I rolled my eyes. "Well, you were right about the monkey house." She giggled again. God I loved that giggle! "And for the record, I have you beat. It's been eight years for me. Cheryl even moved into another bedroom just to get away from me. She still keeps her clothes in my room, but she sleeps in the other."
I thought for a time about the sadness of her life and the frustration in my own and I realized that I'd said something earlier she might have misunderstood. "Back at the coffee shop, when I said I'm at war and I need to know my enemy, I hope you understand that I meant Bill and not you. I don't hold you responsible for anything that Bill has done and I certainly don't consider you to be my enemy. In fact, I feel like we're in this together and we need to help one another through this."
"Don't worry, I understood that." Her eyes were kind as she spoke, but I understood the pain behind them. "Truthfully, I'm surprised that you're as calm as you are. You've been living with this longer than me and I'd expect you to be even angrier."
"Like you said, I've been living with it longer than you. I've had time to come to terms with at least some of it."

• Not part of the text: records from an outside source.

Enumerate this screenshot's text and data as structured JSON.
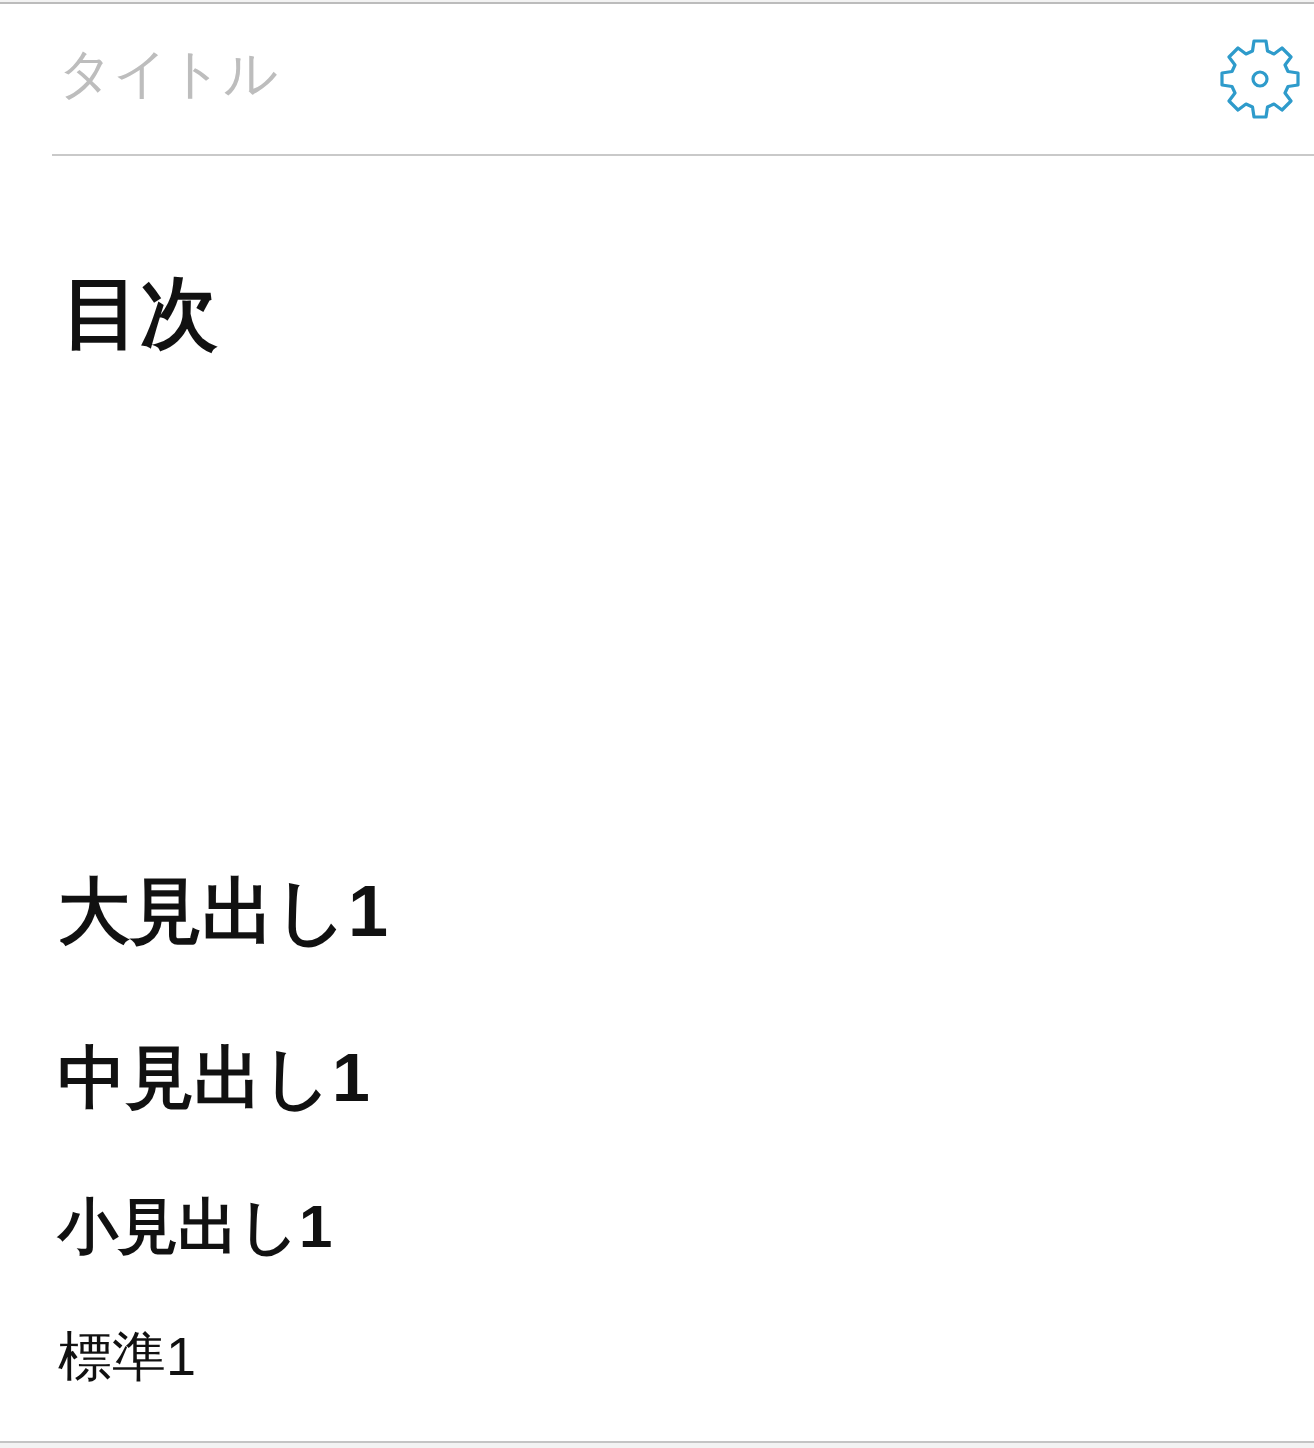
{
  "title_field": {
    "placeholder": "タイトル"
  },
  "toc": {
    "heading": "目次"
  },
  "blocks": [
    {
      "kind": "h1",
      "text": "大見出し1"
    },
    {
      "kind": "h2",
      "text": "中見出し1"
    },
    {
      "kind": "h3",
      "text": "小見出し1"
    },
    {
      "kind": "p",
      "text": "標準1"
    }
  ]
}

Annie decided to take her time, talk with my lawyer, and weigh her options. I decided to continue the surveillance. There was no telling what the spooks might learn.
We decided one thing together. Whenever one of us decided to act on what we knew, both cheaters would be tipped off. So we agreed to talk, share, and respect one another's needs. We wouldn't surprise each other. We were being lied to enough. Between the two of us there would be honesty.
I had started the day feeling guilty about ruining her life and I wound up with a friend to share the misery.